Jorge Luis Borges, Fictions, Buenos Aires, mars 1946.

Brasilia, comme d’autres lieux impossibles, convoque un rêve collectif et permet d’imaginer la fiction.

Vincent Fournier


Space Project

Mon travail s’inspire très librement de la part de rêve et de mystère que les utopies scientifiques et technologiques font résonner dans l’imaginaire collectif. Avec “Space Project” j’ai volontairement mélangé une vision historique et documentaire de l’aventure spatiale avec des mises en scènes nourries par le cinéma et mes souvenirs d’enfance.

Ainsi, ces lieux mythiques de l’exploration spatiale; la Cité des Etoiles en Russie, les centres de lancement Cap Canaveral aux Etats Unis, Baïkonour au Kazakhstan et Ariane Espace en Guyane, les observatoires d’étoiles dans le désert de l’Atacama au Chili, au Nouveau Mexique ou encore dans le Nevada, la base de simulation martienne dans le désert rouge de l’Utah, se font décors de cinéma où Jacques Tati croiserait Jules Verne ou Stanley Kubrick.

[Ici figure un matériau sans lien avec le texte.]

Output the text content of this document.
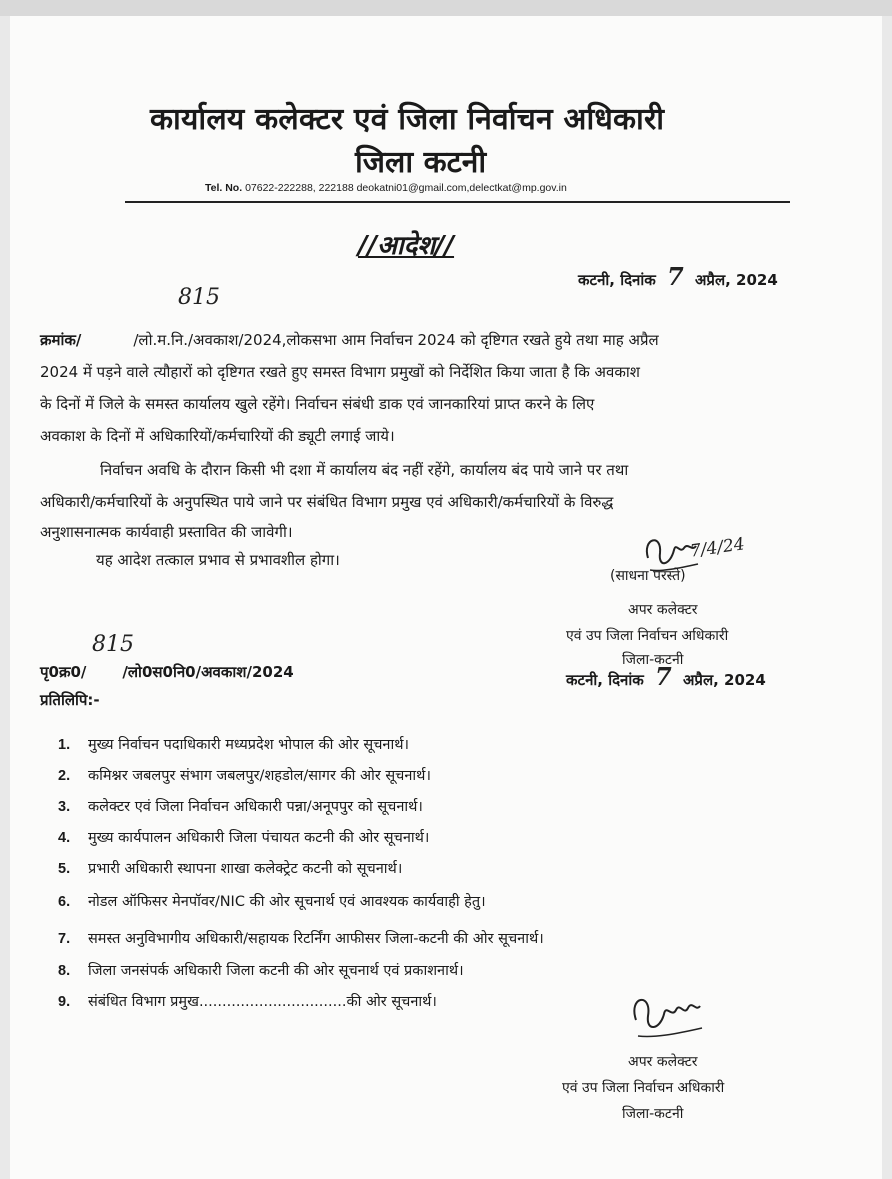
कार्यालय कलेक्टर एवं जिला निर्वाचन अधिकारी
जिला कटनी
Tel. No. 07622-222288, 222188 deokatni01@gmail.com,delectkat@mp.gov.in
//आदेश//
कटनी, दिनांक 7 अप्रैल, 2024
815
क्रमांक/	/लो.म.नि./अवकाश/2024,लोकसभा आम निर्वाचन 2024 को दृष्टिगत रखते हुये तथा माह अप्रैल
2024 में पड़ने वाले त्यौहारों को दृष्टिगत रखते हुए समस्त विभाग प्रमुखों को निर्देशित किया जाता है कि अवकाश
के दिनों में जिले के समस्त कार्यालय खुले रहेंगे। निर्वाचन संबंधी डाक एवं जानकारियां प्राप्त करने के लिए
अवकाश के दिनों में अधिकारियों/कर्मचारियों की ड्यूटी लगाई जाये।
निर्वाचन अवधि के दौरान किसी भी दशा में कार्यालय बंद नहीं रहेंगे, कार्यालय बंद पाये जाने पर तथा
अधिकारी/कर्मचारियों के अनुपस्थित पाये जाने पर संबंधित विभाग प्रमुख एवं अधिकारी/कर्मचारियों के विरुद्ध
अनुशासनात्मक कार्यवाही प्रस्तावित की जावेगी।
यह आदेश तत्काल प्रभाव से प्रभावशील होगा।	7/4/24
(साधना परस्ते)
अपर कलेक्टर
एवं उप जिला निर्वाचन अधिकारी
जिला-कटनी
815
पृ0क्र0/ /लो0स0नि0/अवकाश/2024	कटनी, दिनांक 7 अप्रैल, 2024
प्रतिलिपि:-
1. मुख्य निर्वाचन पदाधिकारी मध्यप्रदेश भोपाल की ओर सूचनार्थ।
2. कमिश्नर जबलपुर संभाग जबलपुर/शहडोल/सागर की ओर सूचनार्थ।
3. कलेक्टर एवं जिला निर्वाचन अधिकारी पन्ना/अनूपपुर को सूचनार्थ।
4. मुख्य कार्यपालन अधिकारी जिला पंचायत कटनी की ओर सूचनार्थ।
5. प्रभारी अधिकारी स्थापना शाखा कलेक्ट्रेट कटनी को सूचनार्थ।
6. नोडल ऑफिसर मेनपॉवर/NIC की ओर सूचनार्थ एवं आवश्यक कार्यवाही हेतु।
7. समस्त अनुविभागीय अधिकारी/सहायक रिटर्निंग आफीसर जिला-कटनी की ओर सूचनार्थ।
8. जिला जनसंपर्क अधिकारी जिला कटनी की ओर सूचनार्थ एवं प्रकाशनार्थ।
9. संबंधित विभाग प्रमुख................................की ओर सूचनार्थ।
अपर कलेक्टर
एवं उप जिला निर्वाचन अधिकारी
जिला-कटनी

Ce travail prends actuellement une nouvelle résonance avec le développement d’une nouvelle course aux étoiles mais cette fois par le secteur privé de l’industrie aérospatiale et robotique.

Vincent Fournier


Post Natural History

Au croisement du surréalisme et de la technologie, le bestiaire “Post Natural History” imagine l’évolution possible du monde vivant après Darwin. Comme un cabinet de curiosités du futur, les photographies révèlent une collection d’espèces en voie d’apparition : un paon à l’exosquelette en argent serti de diamants, une libellule au fragile abdomen de verre doté d’un capteur luminescent qui mesure la qualité de l’air, un scarabée au GPS intégré dans son antenne métallique… Gravées sur une plaque en laiton, des explications «scientifiques» légendent les images, renforçant paradoxalement tant la réalité que la fiction contenues dans ces photographies. D’une beauté à la fois étrange et familière, ce bestiaire poétique et sensible interroge notre relation à la nature et à la technologie.

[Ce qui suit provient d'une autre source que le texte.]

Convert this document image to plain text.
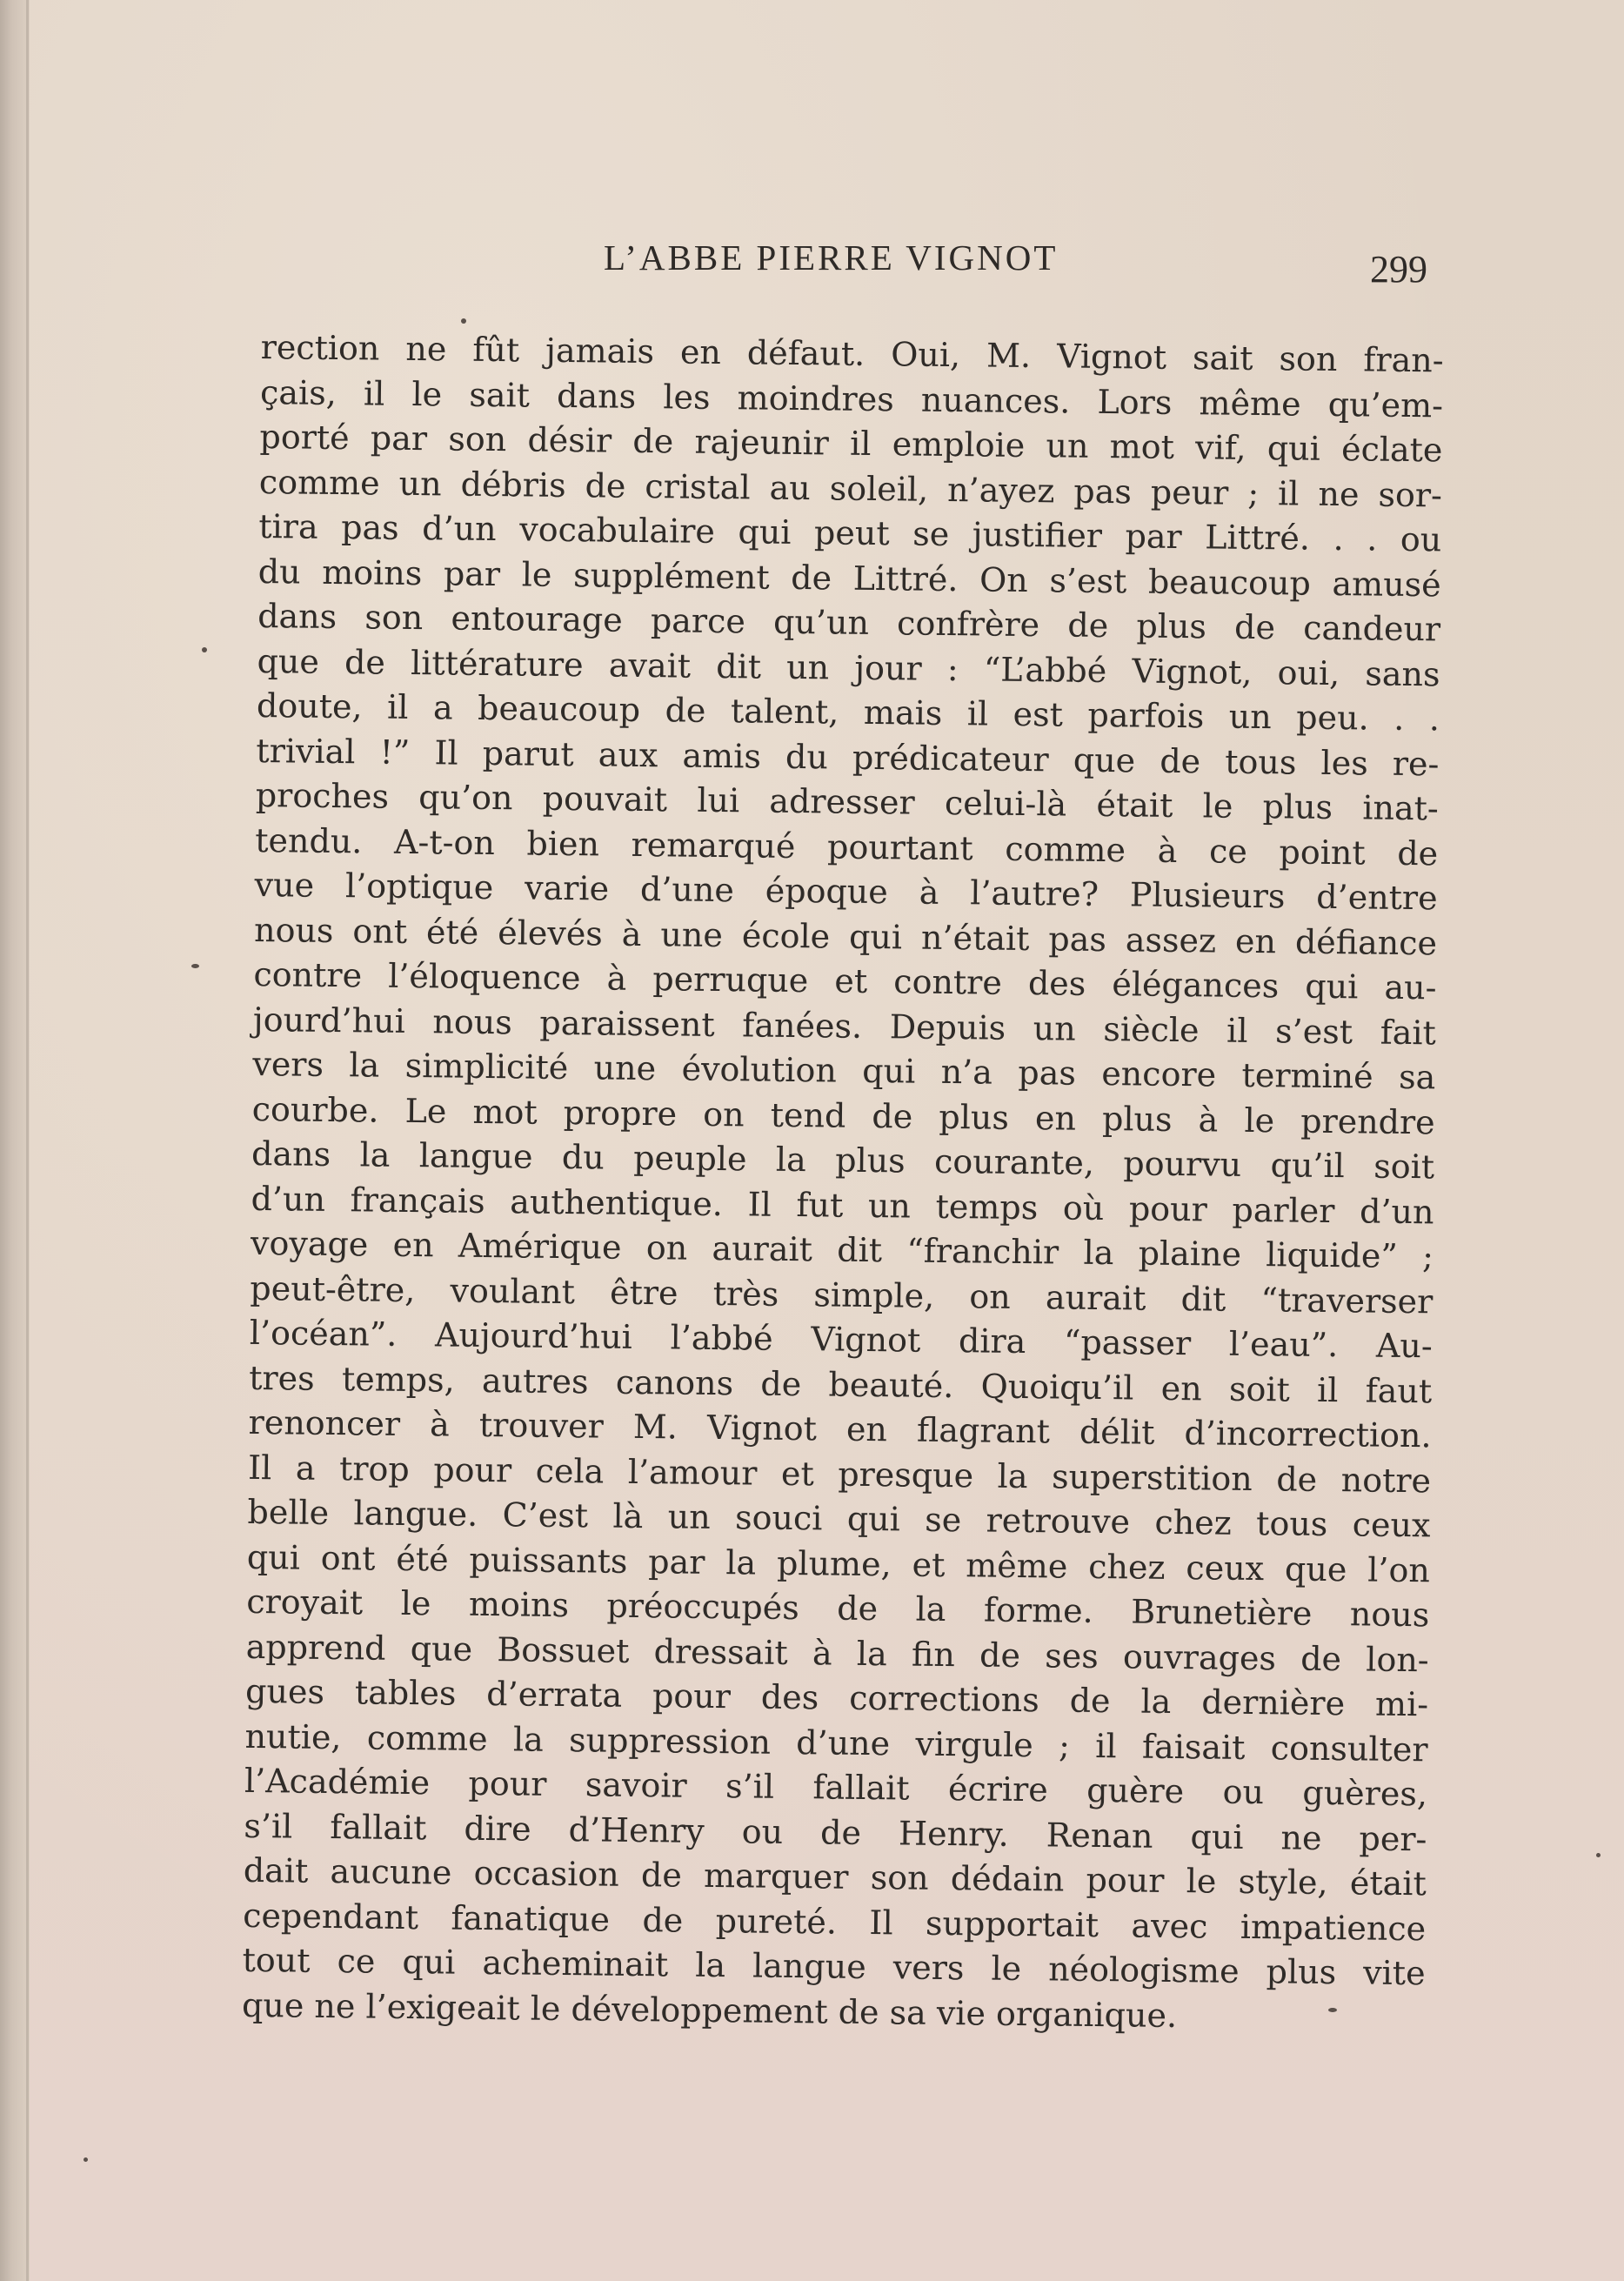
L’ABBE PIERRE VIGNOT	299
rection ne fût jamais en défaut. Oui, M. Vignot sait son fran-
çais, il le sait dans les moindres nuances. Lors même qu’em-
porté par son désir de rajeunir il emploie un mot vif, qui éclate
comme un débris de cristal au soleil, n’ayez pas peur ; il ne sor-
tira pas d’un vocabulaire qui peut se justifier par Littré. . . ou
du moins par le supplément de Littré. On s’est beaucoup amusé
dans son entourage parce qu’un confrère de plus de candeur
que de littérature avait dit un jour : “L’abbé Vignot, oui, sans
doute, il a beaucoup de talent, mais il est parfois un peu. . .
trivial !” Il parut aux amis du prédicateur que de tous les re-
proches qu’on pouvait lui adresser celui-là était le plus inat-
tendu. A-t-on bien remarqué pourtant comme à ce point de
vue l’optique varie d’une époque à l’autre? Plusieurs d’entre
nous ont été élevés à une école qui n’était pas assez en défiance
contre l’éloquence à perruque et contre des élégances qui au-
jourd’hui nous paraissent fanées. Depuis un siècle il s’est fait
vers la simplicité une évolution qui n’a pas encore terminé sa
courbe. Le mot propre on tend de plus en plus à le prendre
dans la langue du peuple la plus courante, pourvu qu’il soit
d’un français authentique. Il fut un temps où pour parler d’un
voyage en Amérique on aurait dit “franchir la plaine liquide” ;
peut-être, voulant être très simple, on aurait dit “traverser
l’océan”. Aujourd’hui l’abbé Vignot dira “passer l’eau”. Au-
tres temps, autres canons de beauté. Quoiqu’il en soit il faut
renoncer à trouver M. Vignot en flagrant délit d’incorrection.
Il a trop pour cela l’amour et presque la superstition de notre
belle langue. C’est là un souci qui se retrouve chez tous ceux
qui ont été puissants par la plume, et même chez ceux que l’on
croyait le moins préoccupés de la forme. Brunetière nous
apprend que Bossuet dressait à la fin de ses ouvrages de lon-
gues tables d’errata pour des corrections de la dernière mi-
nutie, comme la suppression d’une virgule ; il faisait consulter
l’Académie pour savoir s’il fallait écrire guère ou guères,
s’il fallait dire d’Henry ou de Henry. Renan qui ne per-
dait aucune occasion de marquer son dédain pour le style, était
cependant fanatique de pureté. Il supportait avec impatience
tout ce qui acheminait la langue vers le néologisme plus vite
que ne l’exigeait le développement de sa vie organique.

Mélangeant Histoire et anticipation, mémoire et science-fiction, le projet «Post Natural History» comporte 3 cycles : les Fleurs de Chair — reflexion sur l’idée de chair artificielle, le bestiaire fantastique et technologique — projection d’une nature re programmée par l’Homme d’après la biologie synthétique et la cybernétique, et le cœur indestructible en or et gemmes — premier prototype d’un organe hybride conçu aussi comme un bijou. La technologie après avoir été une extension du corps rentre désormais à l’intérieur du corps.